A sociedade em si exclui o diferente. Não siga o padrão hegemônico e será escorraçado. Quando se é um autista, você externamente se encaixa no que a sociedade espera, mas o seu comportamento não. Então, até ter o diagnóstico você é excluído e aparentemente você é a única pessoa com todas as coisas diferentes que faz com que os outros se afastem. No momento em que você descobre que o seu “problema” é o autismo, e que existe um monte de gente parecida com você, que passou pelos mesmos perrengues, você finalmente se sente parte de algo que até aquele momento lhe era proibido – você finalmente encontra os seus pares e não se sente tão só no mundo.´

 O que você espera do mapeamento a ser feito pelo Censo?

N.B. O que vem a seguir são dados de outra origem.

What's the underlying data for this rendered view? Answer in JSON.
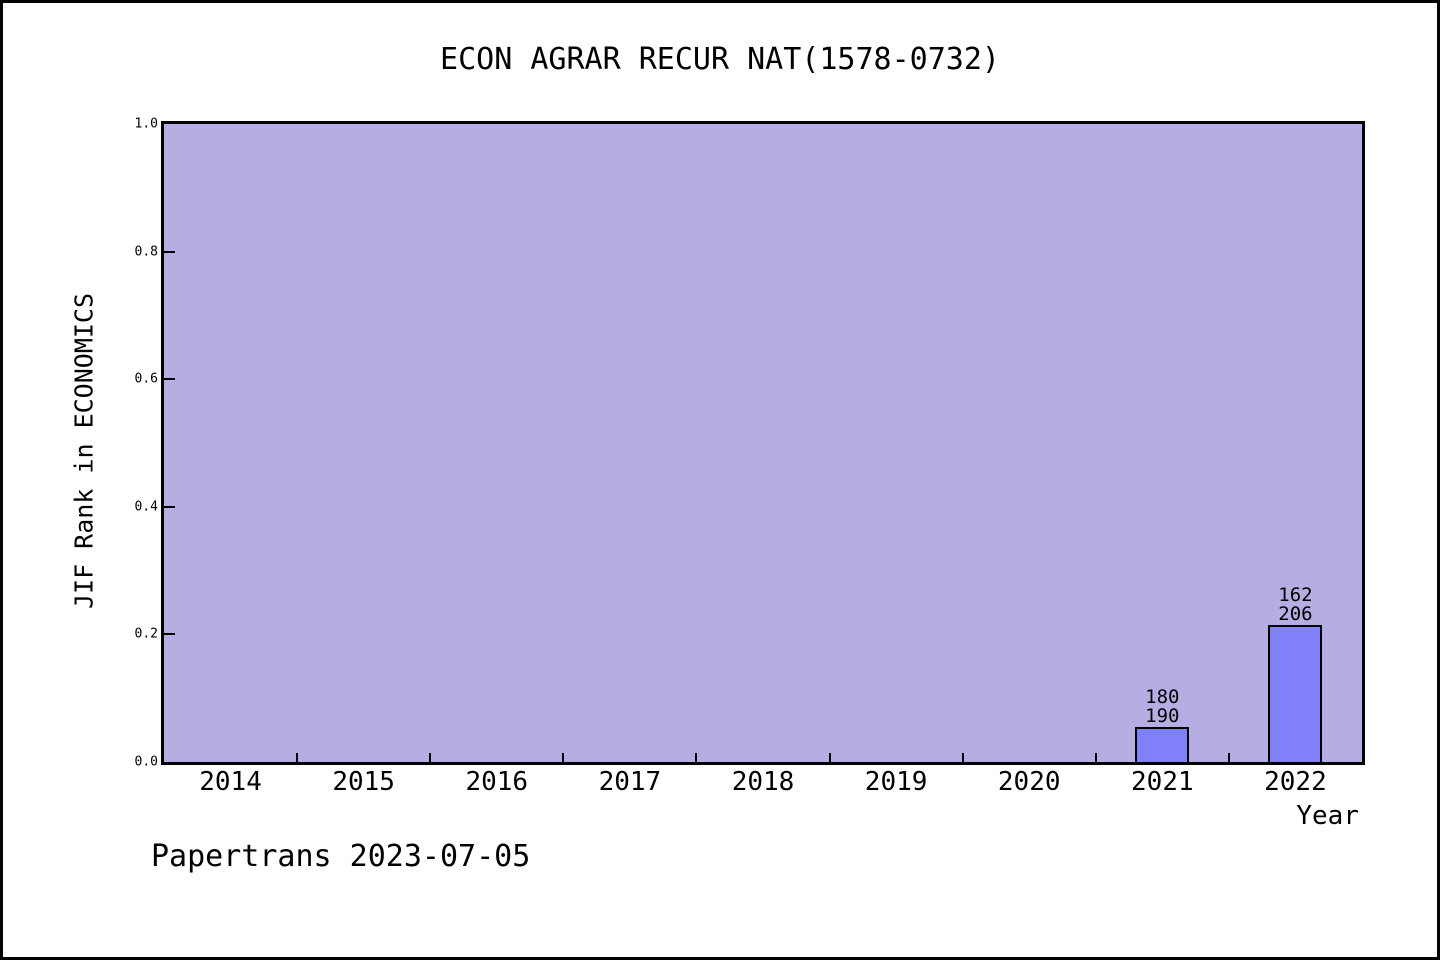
{
  "chart_data": {
    "type": "bar",
    "title": "ECON AGRAR RECUR NAT(1578-0732)",
    "xlabel": "Year",
    "ylabel": "JIF Rank in ECONOMICS",
    "categories": [
      "2014",
      "2015",
      "2016",
      "2017",
      "2018",
      "2019",
      "2020",
      "2021",
      "2022"
    ],
    "series": [
      {
        "name": "JIF Rank",
        "values": [
          null,
          null,
          null,
          null,
          null,
          null,
          null,
          0.055,
          0.215
        ]
      }
    ],
    "bar_annotations": [
      {
        "category": "2021",
        "line1": "180",
        "line2": "190"
      },
      {
        "category": "2022",
        "line1": "162",
        "line2": "206"
      }
    ],
    "ylim": [
      0,
      1.0
    ],
    "yticks": [
      "0.0",
      "0.2",
      "0.4",
      "0.6",
      "0.8",
      "1.0"
    ],
    "grid": false,
    "legend_position": "none"
  },
  "footer": {
    "text": "Papertrans 2023-07-05"
  },
  "colors": {
    "page_background": "#ffffff",
    "page_border": "#000000",
    "plot_background": "#b5aee3",
    "bar_fill": "#8080f8",
    "bar_border": "#000000",
    "text": "#000000"
  }
}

É uma das coisas que mais esperamos para ter uma estimativa real de quantos autistas com diagnóstico há por aí, porque é assim que as políticas públicas são feitas: se há uma massa considerável de pessoas com tal condição o Estado precisa dar atenção. O que temos hoje são estimativas baseadas em números de fora. Sem esse número real não tem como, por exemplo, definir um local para ter um centro de apoio para contemplar mais pessoas. E o conhecimento na base de números permitirá, assim espero, que ditos “profissionais” parem de negar a nossa existência, no caso de autista grau 1 muito funcional, e se atualizem. É muito comum um autista grau 1 laudado ir a um médico verificar algum problema e o mesmo negar, sem ser solicitado, que a pessoa seja autista porque “fala/tá casado/sabe que é autista/etc”.

Você fala que teve sorte por ser um negro de classe média que teve suporte familiar. Foi sorte ou privilégio?  

Sorte porque nem toda pessoa tem apoio da família. É muito comum que familiares de autistas neguem essa possibilidade, afinal a visão que temos do autismo é estereotipada. O meu privilégio foi poder suspeitar que sou autista e conseguir a resposta em tão pouco tempo, conseguir fazer terapias, receber suporte medicamentoso e ter uma voz ativa que é reconhecida e apoiada.

Como surgiu o projeto ‘Se eu falar não sai direito’? 

O projeto começou comigo, mas como acabou virando um trabalho que eu nunca daria conta sozinho. A Liz, minha esposa, entrou no barco para me ajudar a cuidar de tudo. Ela começou aparecendo em lives, mas com o tempo a “intimei” a contar sobre como é viver com um autista e ser mãe de um, o que oferece uma visão completa sobre como estar dentro do mundo do TEA.

É possível ser autista e ser feliz? Quais são os seus planos?

Essa é uma questão que sempre é preciso observar não pelo viés macro, mas sim no individual. Quando pensamos de forma coletiva podemos afirmar que dá para ser autista e ser feliz, mas a realidade é que a nossa deficiência está bem no cerne da sociedade, logo, a inclusão que nos deveria ser ofertada é cobrada como se não tivéssemos limitações. Ninguém pede para um cadeirante levantar e andar ou um surdo passar a escutar, mas querem que nós, autistas, sejamos mais sociáveis e que funcionemos como todas as outras pessoas. A nossa cadeira de rodas está dentro das nossas cabeças e por mais que tentamos e queiramos, há coisas que não conseguiremos realizar e fazer. E isso pesa muito para diversos de nós. Eu adoraria não ter problemas com o choro do meu filho ou conseguir gerar renda constante para nos manter – dos dois, o último é a única coisa que está nos meus planos: conseguir ser um adulto financeiramente funcional, coisa que até hoje ainda não consegui.